The Vacaville tree pruners' strike saw great displays of anti-communist sentiment from the farm owners and townspeople. Employers gained the support of many Vacaville citizens through appeals to anti-communism. Farmers and local businessmen organized a large anti-communist rally on December 2 where a local churchman (Rev. Arthur F. Fruhling) branded the CAWIU as a tool for Communist corruption in California. They also heard a judge from a nearby town (Judge Bell from Winters) suggest lynching as a means of combatting the "red" strikers. This anti-communist sentiment was carried on to the Vacaville jail incident three days later when masked men kidnapped six strike leaders and, among other abuses, covered them with red paint.

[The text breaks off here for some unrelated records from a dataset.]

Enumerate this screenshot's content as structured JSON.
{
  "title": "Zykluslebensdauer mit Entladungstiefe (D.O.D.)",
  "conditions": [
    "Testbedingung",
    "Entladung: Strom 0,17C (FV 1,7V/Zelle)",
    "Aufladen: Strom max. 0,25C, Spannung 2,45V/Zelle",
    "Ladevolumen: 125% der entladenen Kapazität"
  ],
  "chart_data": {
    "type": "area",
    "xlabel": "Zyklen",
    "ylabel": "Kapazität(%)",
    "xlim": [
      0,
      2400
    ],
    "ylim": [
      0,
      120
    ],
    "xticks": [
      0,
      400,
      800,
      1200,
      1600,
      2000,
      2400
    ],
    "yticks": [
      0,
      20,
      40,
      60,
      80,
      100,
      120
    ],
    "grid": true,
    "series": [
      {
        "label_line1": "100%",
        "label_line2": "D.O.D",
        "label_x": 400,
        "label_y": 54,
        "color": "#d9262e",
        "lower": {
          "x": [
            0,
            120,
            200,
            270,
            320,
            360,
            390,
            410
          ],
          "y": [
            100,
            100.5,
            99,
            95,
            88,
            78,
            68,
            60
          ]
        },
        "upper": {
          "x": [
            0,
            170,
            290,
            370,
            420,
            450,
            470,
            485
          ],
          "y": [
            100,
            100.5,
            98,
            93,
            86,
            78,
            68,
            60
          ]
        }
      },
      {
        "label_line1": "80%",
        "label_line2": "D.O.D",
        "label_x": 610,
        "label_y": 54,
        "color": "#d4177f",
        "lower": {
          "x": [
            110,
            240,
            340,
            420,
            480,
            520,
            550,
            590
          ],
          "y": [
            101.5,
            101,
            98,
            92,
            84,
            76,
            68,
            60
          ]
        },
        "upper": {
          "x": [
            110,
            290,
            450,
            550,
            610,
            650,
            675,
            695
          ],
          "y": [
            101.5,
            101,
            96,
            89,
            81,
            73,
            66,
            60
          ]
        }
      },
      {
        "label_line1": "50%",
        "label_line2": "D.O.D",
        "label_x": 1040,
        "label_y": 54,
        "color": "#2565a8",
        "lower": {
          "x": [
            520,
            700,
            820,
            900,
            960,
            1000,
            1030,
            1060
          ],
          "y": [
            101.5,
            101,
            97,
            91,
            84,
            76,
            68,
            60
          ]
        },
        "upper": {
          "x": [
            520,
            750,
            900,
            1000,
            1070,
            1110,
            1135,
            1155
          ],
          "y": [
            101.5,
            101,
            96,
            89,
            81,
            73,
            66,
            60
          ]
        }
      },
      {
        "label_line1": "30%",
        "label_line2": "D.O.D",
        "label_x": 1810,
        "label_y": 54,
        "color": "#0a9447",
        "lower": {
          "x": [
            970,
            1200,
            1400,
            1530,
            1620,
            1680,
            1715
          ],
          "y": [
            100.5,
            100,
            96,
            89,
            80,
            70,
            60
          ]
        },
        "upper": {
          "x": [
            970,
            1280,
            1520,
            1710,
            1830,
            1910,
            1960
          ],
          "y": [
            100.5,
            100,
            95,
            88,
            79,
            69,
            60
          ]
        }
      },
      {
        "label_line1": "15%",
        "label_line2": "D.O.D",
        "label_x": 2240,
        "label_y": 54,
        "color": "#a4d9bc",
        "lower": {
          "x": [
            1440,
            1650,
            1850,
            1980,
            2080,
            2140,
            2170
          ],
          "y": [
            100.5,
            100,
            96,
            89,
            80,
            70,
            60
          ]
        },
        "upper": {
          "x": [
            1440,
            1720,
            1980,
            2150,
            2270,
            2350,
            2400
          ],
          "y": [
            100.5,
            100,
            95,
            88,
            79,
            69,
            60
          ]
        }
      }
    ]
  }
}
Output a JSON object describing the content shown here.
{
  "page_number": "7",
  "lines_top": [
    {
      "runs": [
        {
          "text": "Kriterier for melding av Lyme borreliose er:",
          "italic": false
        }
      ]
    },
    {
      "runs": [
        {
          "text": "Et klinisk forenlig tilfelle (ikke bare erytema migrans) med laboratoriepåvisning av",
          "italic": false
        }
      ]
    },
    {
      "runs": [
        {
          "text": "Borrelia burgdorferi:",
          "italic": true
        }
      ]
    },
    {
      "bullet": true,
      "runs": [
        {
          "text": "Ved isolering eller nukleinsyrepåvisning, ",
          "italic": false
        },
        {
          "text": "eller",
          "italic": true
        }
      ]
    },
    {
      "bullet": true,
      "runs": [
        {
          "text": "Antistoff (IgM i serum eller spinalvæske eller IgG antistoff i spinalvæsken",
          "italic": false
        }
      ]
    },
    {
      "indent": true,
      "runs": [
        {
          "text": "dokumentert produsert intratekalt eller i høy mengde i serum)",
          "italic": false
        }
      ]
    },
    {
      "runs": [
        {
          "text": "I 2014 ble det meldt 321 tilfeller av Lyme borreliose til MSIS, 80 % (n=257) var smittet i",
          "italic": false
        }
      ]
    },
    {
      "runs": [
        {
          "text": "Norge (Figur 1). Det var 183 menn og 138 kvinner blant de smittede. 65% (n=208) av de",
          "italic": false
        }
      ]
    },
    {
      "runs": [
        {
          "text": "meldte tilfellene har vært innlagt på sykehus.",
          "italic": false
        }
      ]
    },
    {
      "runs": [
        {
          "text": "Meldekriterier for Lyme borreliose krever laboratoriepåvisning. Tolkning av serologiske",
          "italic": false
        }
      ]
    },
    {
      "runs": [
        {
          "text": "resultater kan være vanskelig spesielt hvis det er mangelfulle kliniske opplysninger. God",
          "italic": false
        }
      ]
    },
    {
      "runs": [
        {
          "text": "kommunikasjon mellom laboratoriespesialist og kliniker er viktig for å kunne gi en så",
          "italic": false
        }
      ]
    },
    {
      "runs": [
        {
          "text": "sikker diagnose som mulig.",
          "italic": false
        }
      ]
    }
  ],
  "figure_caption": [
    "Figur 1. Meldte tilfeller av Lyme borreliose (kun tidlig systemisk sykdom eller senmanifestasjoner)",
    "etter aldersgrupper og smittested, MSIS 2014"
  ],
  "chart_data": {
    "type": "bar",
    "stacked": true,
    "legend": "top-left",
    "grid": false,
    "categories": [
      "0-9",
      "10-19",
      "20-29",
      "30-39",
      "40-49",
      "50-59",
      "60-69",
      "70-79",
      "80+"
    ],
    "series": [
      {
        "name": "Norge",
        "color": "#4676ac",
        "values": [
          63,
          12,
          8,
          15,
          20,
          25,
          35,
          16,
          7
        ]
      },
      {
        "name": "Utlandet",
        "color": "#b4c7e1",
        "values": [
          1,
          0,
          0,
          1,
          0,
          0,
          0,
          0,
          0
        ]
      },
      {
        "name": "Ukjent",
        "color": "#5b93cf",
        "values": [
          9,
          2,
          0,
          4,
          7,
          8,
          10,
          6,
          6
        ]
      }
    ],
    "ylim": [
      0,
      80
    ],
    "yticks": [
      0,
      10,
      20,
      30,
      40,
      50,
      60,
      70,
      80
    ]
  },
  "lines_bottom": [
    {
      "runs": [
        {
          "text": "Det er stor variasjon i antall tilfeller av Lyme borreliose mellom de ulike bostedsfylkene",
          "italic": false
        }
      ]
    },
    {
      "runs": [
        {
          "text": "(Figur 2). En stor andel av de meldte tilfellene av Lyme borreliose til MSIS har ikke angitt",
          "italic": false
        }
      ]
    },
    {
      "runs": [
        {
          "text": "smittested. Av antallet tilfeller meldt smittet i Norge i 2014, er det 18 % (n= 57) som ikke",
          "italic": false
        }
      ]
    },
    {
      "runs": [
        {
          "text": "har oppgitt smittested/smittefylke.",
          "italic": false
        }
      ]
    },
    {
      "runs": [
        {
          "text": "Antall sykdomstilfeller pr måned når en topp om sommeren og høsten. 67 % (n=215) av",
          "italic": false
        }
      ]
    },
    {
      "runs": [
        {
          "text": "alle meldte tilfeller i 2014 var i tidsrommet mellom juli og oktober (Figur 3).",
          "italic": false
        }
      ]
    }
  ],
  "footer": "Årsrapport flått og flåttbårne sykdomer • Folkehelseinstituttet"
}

City and county authorities supported the employers' efforts to undermine the strikers. The mayor of Vacaville at the time, who was one of the largest orchardists in the area, facilitated the cooperation between employers and public authorities throughout the strike. Yet despite the efforts of local authorities and employers the strikers were successful in keeping strikebreakers out of the affected orchards during the early weeks of the strike. During the later stages, however, mass picket lines were made up of mostly women and children in an effort to protect male strikers from further violence and physical abuse.

For the CAWIU the Vacaville defeat was a setback, but the strike served as a learning experience for successful strike leadership. Under Sam Darcy's leadership a group of new and able organizers had taken over the CAWIU and, by the end of the strike in 1933, the union had gained the attention, respect, and confidence of California farm workers.